Yu Feiyang, Endo Mark, Krishnan Rayan, Pan Ian, Tsai Andy, Reis Eduardo Pontes, Fonseca Eduardo Kaiser Ururahy Nunes, Lee Henrique Min Ho, Abad Zahra Shakeri Hossein, Ng Andrew Y, Langlotz Curtis P, Venugopal Vasantha Kumar, Rajpurkar Pranav
Department of Computer Science, Stanford University, Stanford, CA 94305, USA.
Department of Radiology, Brigham and Women's Hospital, Boston, MA 02115, USA.
Patterns (N Y). 2023 Aug 3;4(9):100802. doi: 10.1016/j.patter.2023.100802. eCollection 2023 Sep 8.
Artificial intelligence (AI) models for automatic generation of narrative radiology reports from images have the potential to enhance efficiency and reduce the workload of radiologists. However, evaluating the correctness of these reports requires metrics that can capture clinically pertinent differences. In this study, we investigate the alignment between automated metrics and radiologists' scoring of errors in report generation. We address the limitations of existing metrics by proposing new metrics, RadGraph F1 and RadCliQ, which demonstrate stronger correlation with radiologists' evaluations. In addition, we analyze the failure modes of the metrics to understand their limitations and provide guidance for metric selection and interpretation. This study establishes RadGraph F1 and RadCliQ as meaningful metrics for guiding future research in radiology report generation.

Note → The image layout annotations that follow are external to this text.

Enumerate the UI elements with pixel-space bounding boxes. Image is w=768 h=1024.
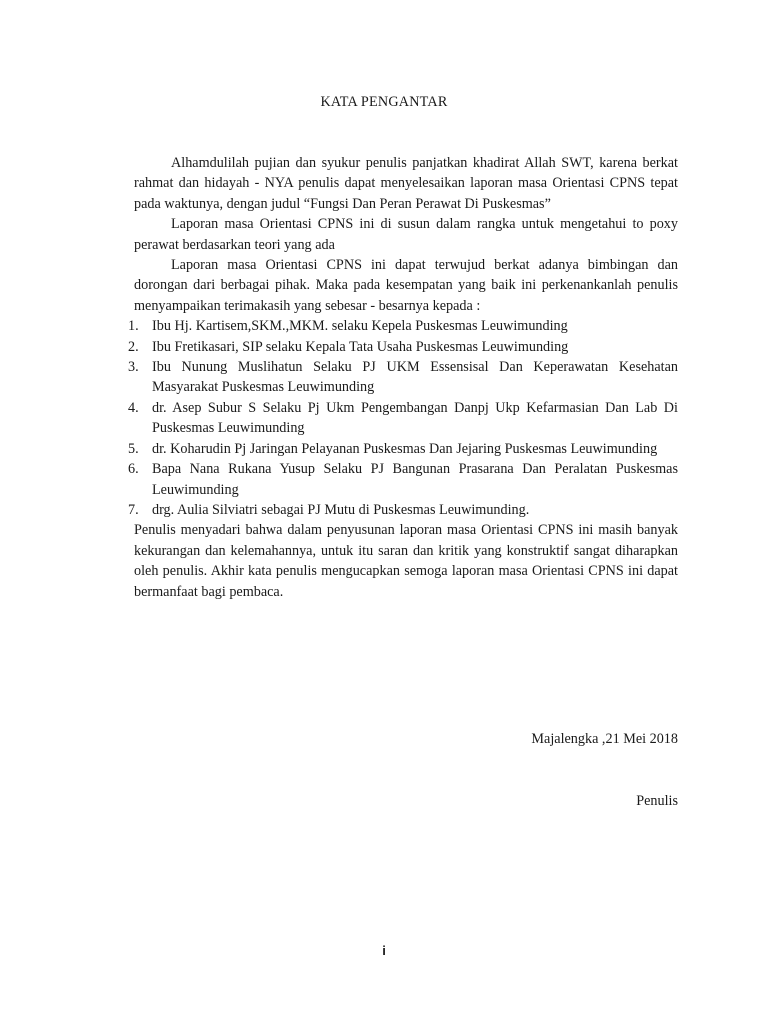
list-number: 1. (128, 318, 139, 335)
list-item (128, 316, 678, 336)
list-text: Ibu Nunung Muslihatun Selaku PJ UKM Essensisal Dan Keperawatan Kesehatan Masyarakat Puskesmas Leuwimunding (152, 359, 678, 396)
list-item (128, 500, 678, 520)
list-text: dr. Koharudin Pj Jaringan Pelayanan Puskesmas Dan Jejaring Puskesmas Leuwimunding (152, 440, 658, 457)
document-body (128, 153, 678, 602)
list-text: Ibu Fretikasari, SIP selaku Kepala Tata Usaha Puskesmas Leuwimunding (152, 338, 569, 355)
list-number: 4. (128, 399, 139, 416)
list-item (128, 459, 678, 500)
paragraph-purpose: Laporan masa Orientasi CPNS ini di susun dalam rangka untuk mengetahui to poxy perawat berdasarkan teori yang ada (134, 216, 678, 253)
paragraph-thanks: Laporan masa Orientasi CPNS ini dapat terwujud berkat adanya bimbingan dan dorongan dari berbagai pihak. Maka pada kesempatan yang baik ini perkenankanlah penulis menyampaikan terimakasih yang sebesar - besarnya kepada : (134, 257, 678, 314)
list-item (128, 398, 678, 439)
signer-name: Penulis (636, 793, 678, 809)
page-number: i (382, 943, 386, 958)
list-number: 6. (128, 461, 139, 478)
page-title: KATA PENGANTAR (320, 94, 448, 110)
list-text: Bapa Nana Rukana Yusup Selaku PJ Bangunan Prasarana Dan Peralatan Puskesmas Leuwimunding (152, 461, 678, 498)
list-text: drg. Aulia Silviatri sebagai PJ Mutu di Puskesmas Leuwimunding. (152, 501, 530, 518)
list-number: 3. (128, 359, 139, 376)
list-number: 7. (128, 501, 139, 518)
acknowledgement-list (128, 316, 678, 520)
list-text: Ibu Hj. Kartisem,SKM.,MKM. selaku Kepela Puskesmas Leuwimunding (152, 318, 568, 335)
list-number: 5. (128, 440, 139, 457)
list-item (128, 439, 678, 459)
list-item (128, 337, 678, 357)
paragraph-intro: Alhamdulilah pujian dan syukur penulis panjatkan khadirat Allah SWT, karena berkat rahmat dan hidayah - NYA penulis dapat menyelesaikan laporan masa Orientasi CPNS tepat pada waktunya, dengan judul “Fungsi Dan Peran Perawat Di Puskesmas” (134, 155, 678, 212)
paragraph-closing: Penulis menyadari bahwa dalam penyusunan laporan masa Orientasi CPNS ini masih banyak kekurangan dan kelemahannya, untuk itu saran dan kritik yang konstruktif sangat diharapkan oleh penulis. Akhir kata penulis mengucapkan semoga laporan masa Orientasi CPNS ini dapat bermanfaat bagi pembaca. (134, 522, 678, 600)
list-number: 2. (128, 338, 139, 355)
list-text: dr. Asep Subur S Selaku Pj Ukm Pengembangan Danpj Ukp Kefarmasian Dan Lab Di Puskesmas Leuwimunding (152, 399, 678, 437)
place-date: Majalengka ,21 Mei 2018 (531, 731, 678, 747)
list-item (128, 357, 678, 398)
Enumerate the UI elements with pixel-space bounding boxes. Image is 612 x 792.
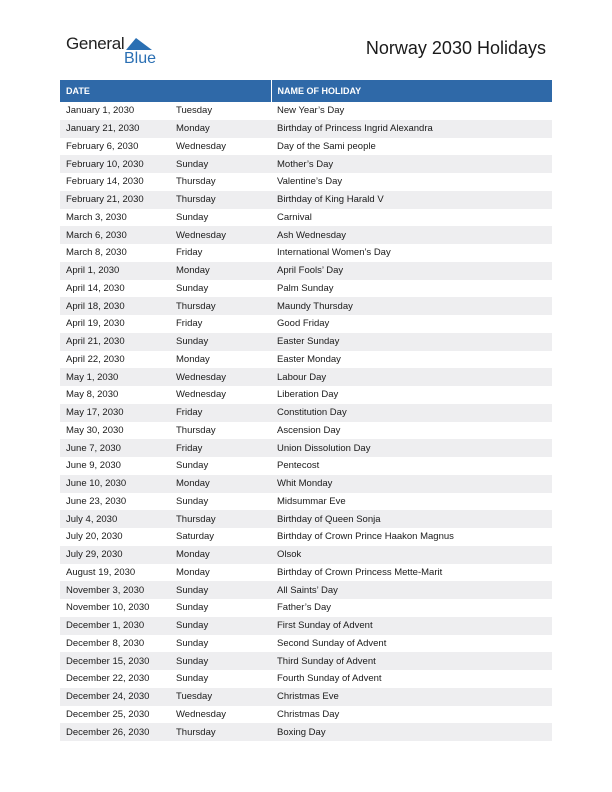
cell-holiday: Palm Sunday (277, 282, 334, 294)
cell-holiday: All Saints’ Day (271, 581, 552, 599)
cell-holiday: Constitution Day (271, 404, 552, 422)
cell-weekday: Sunday (176, 495, 209, 507)
cell-holiday: International Women’s Day (277, 247, 391, 259)
table-row (60, 120, 552, 138)
table-row (60, 457, 552, 475)
table-row (60, 439, 552, 457)
cell-weekday: Wednesday (176, 140, 226, 152)
cell-holiday: Fourth Sunday of Advent (277, 673, 382, 685)
table-row (60, 386, 552, 404)
table-row (60, 315, 552, 333)
cell-date: April 22, 2030 (66, 353, 125, 365)
cell-weekday: Wednesday (170, 368, 271, 386)
cell-holiday: Third Sunday of Advent (271, 652, 552, 670)
cell-date: July 4, 2030 (60, 510, 170, 528)
cell-date: June 7, 2030 (60, 439, 170, 457)
cell-date: January 21, 2030 (60, 120, 170, 138)
table-row (60, 404, 552, 422)
cell-date: December 26, 2030 (60, 723, 170, 741)
cell-holiday: Christmas Day (277, 708, 340, 720)
table-row (60, 670, 552, 688)
cell-weekday: Sunday (170, 617, 271, 635)
cell-holiday: Birthday of King Harald V (271, 191, 552, 209)
cell-weekday: Monday (176, 566, 210, 578)
cell-date: April 14, 2030 (66, 282, 125, 294)
cell-date: April 18, 2030 (60, 297, 170, 315)
cell-holiday: Birthday of Crown Prince Haakon Magnus (277, 531, 454, 543)
cell-date: July 29, 2030 (60, 546, 170, 564)
cell-date: May 1, 2030 (60, 368, 170, 386)
cell-holiday: First Sunday of Advent (271, 617, 552, 635)
cell-holiday: Ascension Day (277, 424, 341, 436)
logo (66, 34, 156, 70)
cell-holiday: Ash Wednesday (271, 226, 552, 244)
cell-weekday: Sunday (176, 637, 209, 649)
cell-holiday: Valentine’s Day (277, 176, 343, 188)
cell-holiday: Mother’s Day (271, 155, 552, 173)
cell-date: June 23, 2030 (66, 495, 127, 507)
column-header-holiday: NAME OF HOLIDAY (271, 80, 552, 102)
cell-date: November 3, 2030 (60, 581, 170, 599)
cell-weekday: Tuesday (170, 688, 271, 706)
cell-holiday: Union Dissolution Day (271, 439, 552, 457)
cell-holiday: Father’s Day (277, 602, 332, 614)
table-row (60, 528, 552, 546)
table-row (60, 510, 552, 528)
cell-holiday: Olsok (271, 546, 552, 564)
cell-date: July 20, 2030 (66, 531, 123, 543)
cell-weekday: Friday (176, 318, 203, 330)
cell-date: April 21, 2030 (60, 333, 170, 351)
table-header-row (60, 80, 552, 102)
cell-weekday: Thursday (176, 424, 216, 436)
cell-weekday: Wednesday (170, 226, 271, 244)
cell-weekday: Thursday (170, 723, 271, 741)
cell-date: May 30, 2030 (66, 424, 124, 436)
cell-date: December 22, 2030 (66, 673, 150, 685)
cell-weekday: Sunday (170, 333, 271, 351)
cell-date: August 19, 2030 (66, 566, 136, 578)
table-row (60, 209, 552, 227)
cell-holiday: Day of the Sami people (277, 140, 376, 152)
cell-weekday: Tuesday (176, 105, 213, 117)
cell-holiday: Good Friday (277, 318, 330, 330)
column-header-weekday (170, 80, 271, 102)
page-title: Norway 2030 Holidays (365, 38, 546, 58)
cell-holiday: April Fools’ Day (271, 262, 552, 280)
table-row (60, 475, 552, 493)
logo-word-general: General (66, 34, 125, 53)
cell-date: April 1, 2030 (60, 262, 170, 280)
cell-holiday: Carnival (277, 211, 312, 223)
cell-weekday: Sunday (176, 602, 209, 614)
cell-holiday: Second Sunday of Advent (277, 637, 387, 649)
cell-holiday: Boxing Day (271, 723, 552, 741)
cell-weekday: Monday (176, 353, 210, 365)
cell-holiday: Labour Day (271, 368, 552, 386)
table-row (60, 280, 552, 298)
table-row (60, 581, 552, 599)
cell-weekday: Saturday (176, 531, 215, 543)
cell-date: December 24, 2030 (60, 688, 170, 706)
cell-weekday: Wednesday (176, 708, 226, 720)
cell-weekday: Thursday (170, 191, 271, 209)
cell-date: June 9, 2030 (66, 460, 121, 472)
table-row (60, 617, 552, 635)
cell-date: February 21, 2030 (60, 191, 170, 209)
cell-date: December 15, 2030 (60, 652, 170, 670)
table-row (60, 368, 552, 386)
holiday-table (60, 80, 552, 741)
table-row (60, 635, 552, 653)
cell-date: December 25, 2030 (66, 708, 150, 720)
cell-weekday: Sunday (170, 155, 271, 173)
cell-date: January 1, 2030 (66, 105, 135, 117)
cell-date: March 8, 2030 (66, 247, 127, 259)
table-row (60, 351, 552, 369)
table-row (60, 493, 552, 511)
table-row (60, 138, 552, 156)
cell-weekday: Friday (170, 439, 271, 457)
cell-date: February 14, 2030 (66, 176, 144, 188)
cell-weekday: Sunday (176, 282, 209, 294)
cell-date: May 8, 2030 (66, 389, 119, 401)
cell-date: December 8, 2030 (66, 637, 145, 649)
cell-holiday: Whit Monday (271, 475, 552, 493)
cell-weekday: Friday (176, 247, 203, 259)
table-row (60, 688, 552, 706)
cell-holiday: Pentecost (277, 460, 320, 472)
cell-holiday: Birthday of Princess Ingrid Alexandra (271, 120, 552, 138)
table-row (60, 226, 552, 244)
cell-weekday: Monday (170, 475, 271, 493)
cell-weekday: Thursday (170, 510, 271, 528)
cell-date: December 1, 2030 (60, 617, 170, 635)
table-row (60, 102, 552, 120)
cell-holiday: Liberation Day (277, 389, 339, 401)
cell-weekday: Sunday (176, 673, 209, 685)
table-row (60, 599, 552, 617)
cell-holiday: Midsummar Eve (277, 495, 346, 507)
table-row (60, 652, 552, 670)
table-row (60, 422, 552, 440)
cell-holiday: Easter Monday (277, 353, 341, 365)
cell-date: March 3, 2030 (66, 211, 127, 223)
cell-weekday: Monday (170, 262, 271, 280)
cell-holiday: New Year’s Day (277, 105, 345, 117)
cell-weekday: Monday (170, 546, 271, 564)
column-header-date: DATE (60, 80, 170, 102)
table-row (60, 706, 552, 724)
cell-date: June 10, 2030 (60, 475, 170, 493)
table-row (60, 155, 552, 173)
cell-weekday: Sunday (176, 211, 209, 223)
cell-weekday: Thursday (176, 176, 216, 188)
cell-holiday: Christmas Eve (271, 688, 552, 706)
cell-holiday: Maundy Thursday (271, 297, 552, 315)
cell-date: April 19, 2030 (66, 318, 125, 330)
table-row (60, 244, 552, 262)
table-row (60, 564, 552, 582)
cell-holiday: Easter Sunday (271, 333, 552, 351)
logo-word-blue: Blue (124, 50, 157, 67)
table-row (60, 297, 552, 315)
cell-weekday: Monday (170, 120, 271, 138)
cell-holiday: Birthday of Queen Sonja (271, 510, 552, 528)
table-row (60, 723, 552, 741)
cell-date: May 17, 2030 (60, 404, 170, 422)
cell-weekday: Wednesday (176, 389, 226, 401)
table-row (60, 262, 552, 280)
cell-date: March 6, 2030 (60, 226, 170, 244)
cell-holiday: Birthday of Crown Princess Mette-Marit (277, 566, 443, 578)
cell-weekday: Friday (170, 404, 271, 422)
table-row (60, 333, 552, 351)
table-row (60, 546, 552, 564)
cell-weekday: Sunday (176, 460, 209, 472)
cell-date: February 6, 2030 (66, 140, 139, 152)
cell-weekday: Sunday (170, 581, 271, 599)
cell-weekday: Thursday (170, 297, 271, 315)
table-row (60, 173, 552, 191)
cell-date: November 10, 2030 (66, 602, 150, 614)
cell-date: February 10, 2030 (60, 155, 170, 173)
table-row (60, 191, 552, 209)
cell-weekday: Sunday (170, 652, 271, 670)
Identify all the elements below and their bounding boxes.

用于根据图像自动生成叙述性放射学报告的人工智能(AI)模型有提高效率和减轻放射科医生工作量的潜力。然而,评估这些报告的正确性需要能够捕捉临床相关差异的指标。在本研究中,我们调查了自动指标与放射科医生对报告生成错误的评分之间的一致性。我们通过提出新的指标RadGraph F1和RadCliQ来解决现有指标的局限性,这两个指标与放射科医生的评估显示出更强的相关性。此外,我们分析了指标的失败模式以了解其局限性,并为指标的选择和解释提供指导。本研究将RadGraph F1和RadCliQ确立为指导未来放射学报告生成研究的有意义的指标。